Frequently Asked Questions
- does sleep training harm babies?
- The evidence consistently says no. A 5-year follow-up study (Price et al., 2012) found no differences in emotional health, behavior, or parent-child attachment between sleep-trained and non-sleep-trained children. A 2016 RCT (Gradisar et al., Pediatrics) found cortisol levels and attachment security were identical between groups at 12-month follow-up. Sleep training does not cause lasting harm when used after 4-6 months in healthy infants.
- what is the Ferber method and does it work?
- The Ferber method (graduated extinction) involves putting baby down drowsy but awake, then waiting progressively longer intervals before briefly comforting without picking up. It works: the Gradisar 2016 RCT found significant reduction in sleep onset latency with no long-term harm. Most babies show marked improvement within 5-7 nights. It involves moderate crying, particularly on nights 1-2.

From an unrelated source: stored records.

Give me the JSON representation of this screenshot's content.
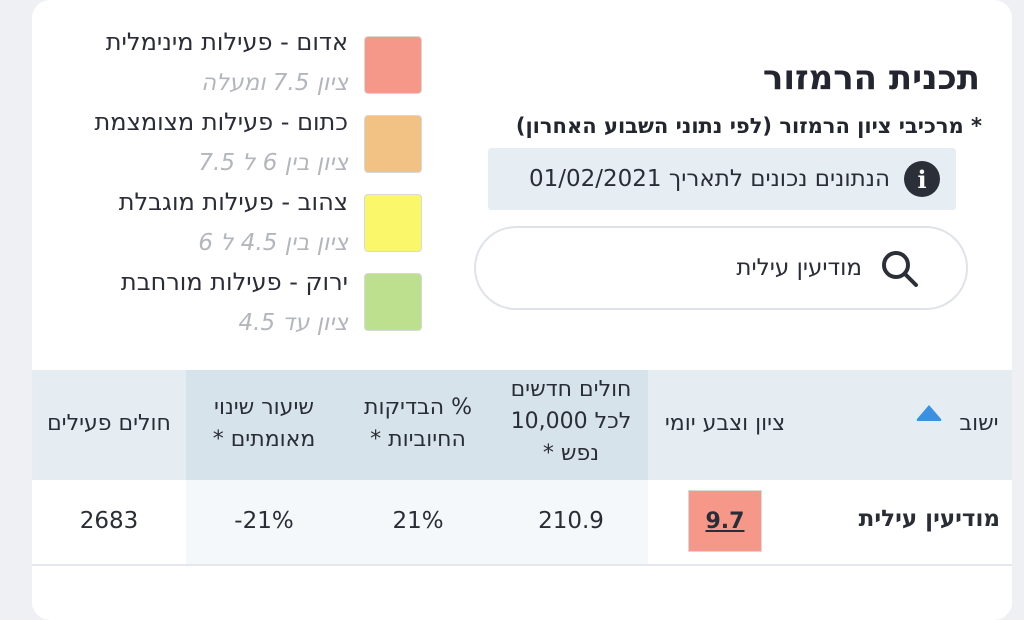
{
  "header": {
    "title": "תכנית הרמזור",
    "subtitle": "* מרכיבי ציון הרמזור (לפי נתוני השבוע האחרון)",
    "info_text": "הנתונים נכונים לתאריך 01/02/2021",
    "info_icon": "i"
  },
  "search": {
    "value": "מודיעין עילית",
    "icon": "search-icon"
  },
  "legend": [
    {
      "title": "אדום - פעילות מינימלית",
      "sub": "ציון 7.5 ומעלה",
      "color": "#f5988a"
    },
    {
      "title": "כתום - פעילות מצומצמת",
      "sub": "ציון בין 6 ל 7.5",
      "color": "#f1c283"
    },
    {
      "title": "צהוב - פעילות מוגבלת",
      "sub": "ציון בין 4.5 ל 6",
      "color": "#fbf76a"
    },
    {
      "title": "ירוק - פעילות מורחבת",
      "sub": "ציון עד 4.5",
      "color": "#bde08f"
    }
  ],
  "table": {
    "headers": {
      "city": "ישוב",
      "score": "ציון וצבע יומי",
      "new_cases_l1": "חולים חדשים",
      "new_cases_l2": "לכל 10,000",
      "new_cases_l3": "נפש *",
      "positive_l1": "% הבדיקות",
      "positive_l2": "החיוביות *",
      "change_l1": "שיעור שינוי",
      "change_l2": "מאומתים *",
      "active": "חולים פעילים"
    },
    "rows": [
      {
        "city": "מודיעין עילית",
        "score": "9.7",
        "new_cases": "210.9",
        "positive": "21%",
        "change": "-21%",
        "active": "2683"
      }
    ]
  }
}
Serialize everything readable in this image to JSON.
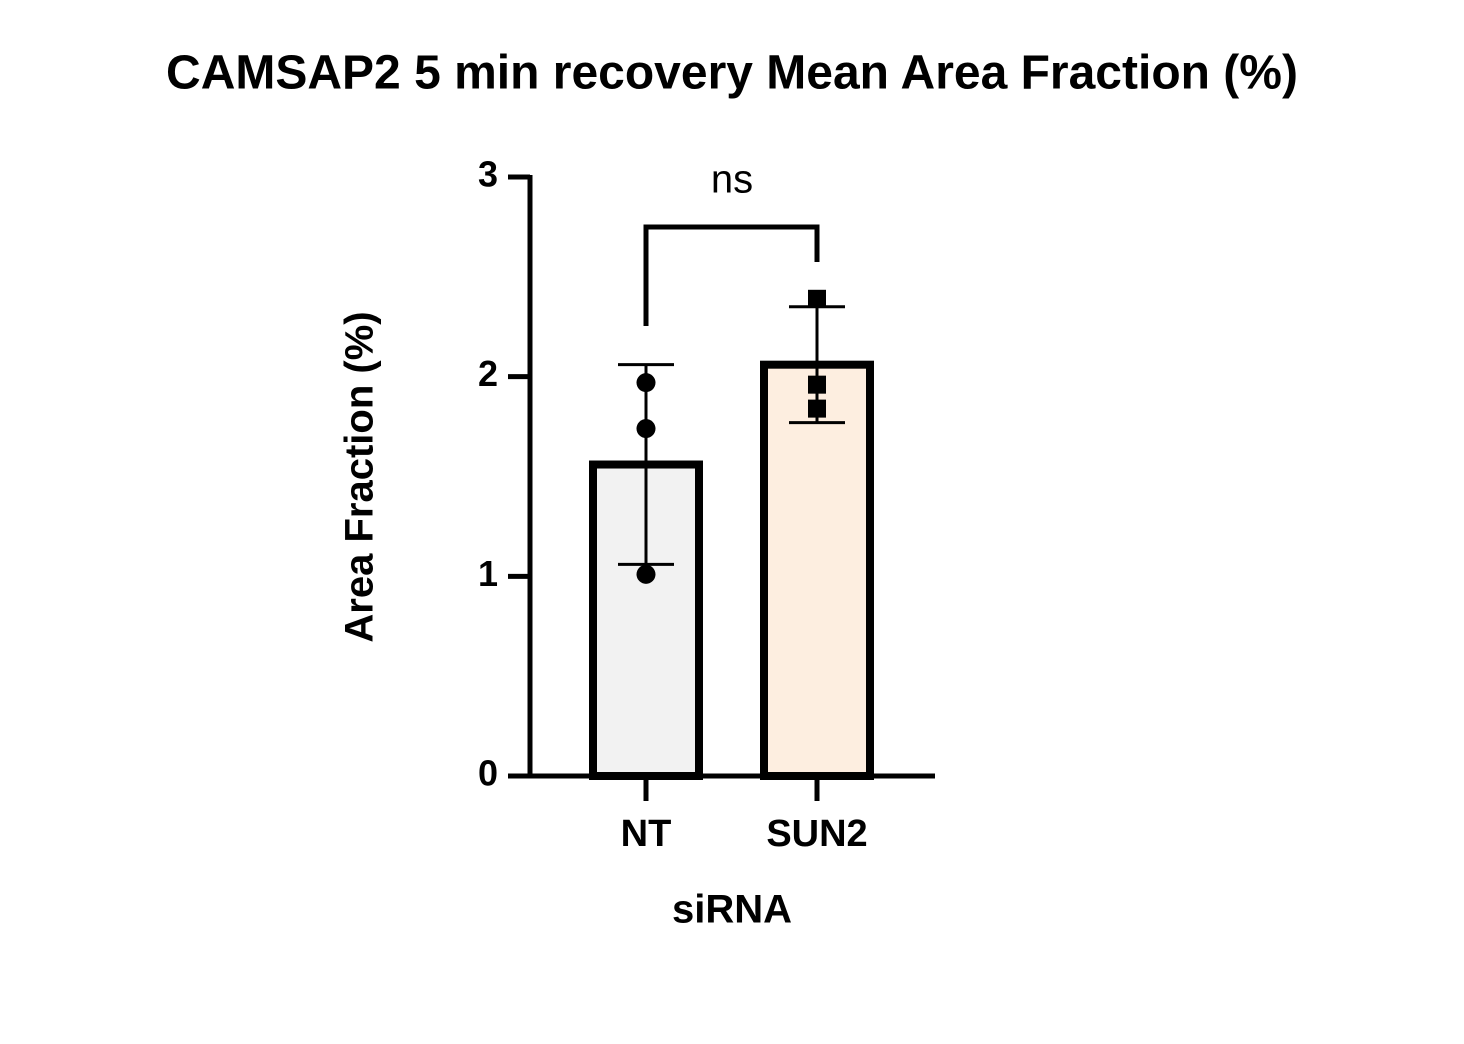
{
  "chart_data": {
    "type": "bar",
    "title": "CAMSAP2 5 min recovery Mean Area Fraction (%)",
    "x_label": "siRNA",
    "y_label": "Area Fraction (%)",
    "categories": [
      "NT",
      "SUN2"
    ],
    "values": [
      1.56,
      2.06
    ],
    "errors": [
      0.5,
      0.29
    ],
    "colors": [
      "#f2f2f2",
      "#fdeee0"
    ],
    "points": [
      [
        1.97,
        1.74,
        1.01
      ],
      [
        2.39,
        1.96,
        1.84
      ]
    ],
    "point_markers": [
      "circle",
      "square"
    ],
    "significance": "ns",
    "ylim": [
      0,
      3
    ],
    "yticks": [
      0,
      1,
      2,
      3
    ]
  }
}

- what is the gentlest sleep training method?
- Fading and bedtime fading involve the least crying. Fading gradually reduces the sleep association baby relies on (nursing less each night, rocking less vigorously). Bedtime fading temporarily shifts bedtime to match when baby naturally falls asleep, then moves it earlier once they are falling asleep quickly. Both take 2-4 weeks and are as effective as cry-based methods at 12-month follow-up per Gradisar 2016.
- when can I start sleep training my baby?
- Most sleep specialists and pediatric guidelines recommend waiting until 4-6 months minimum. Before this, newborns lack circadian rhythm maturity, cortisol regulation is immature, and night waking is biologically appropriate to support growth. Starting before the window is ready typically means more crying, less success, and no developmental basis for it to work.
- does cry-it-out cause attachment problems?
- No — this is not supported by the research. Multiple studies with long-term follow-up find no difference in attachment security between sleep-trained and non-sleep-trained children. The most rigorous study (Price et al., 2012) followed children for 5 years and found them indistinguishable from peers on every measured emotional and behavioral outcome.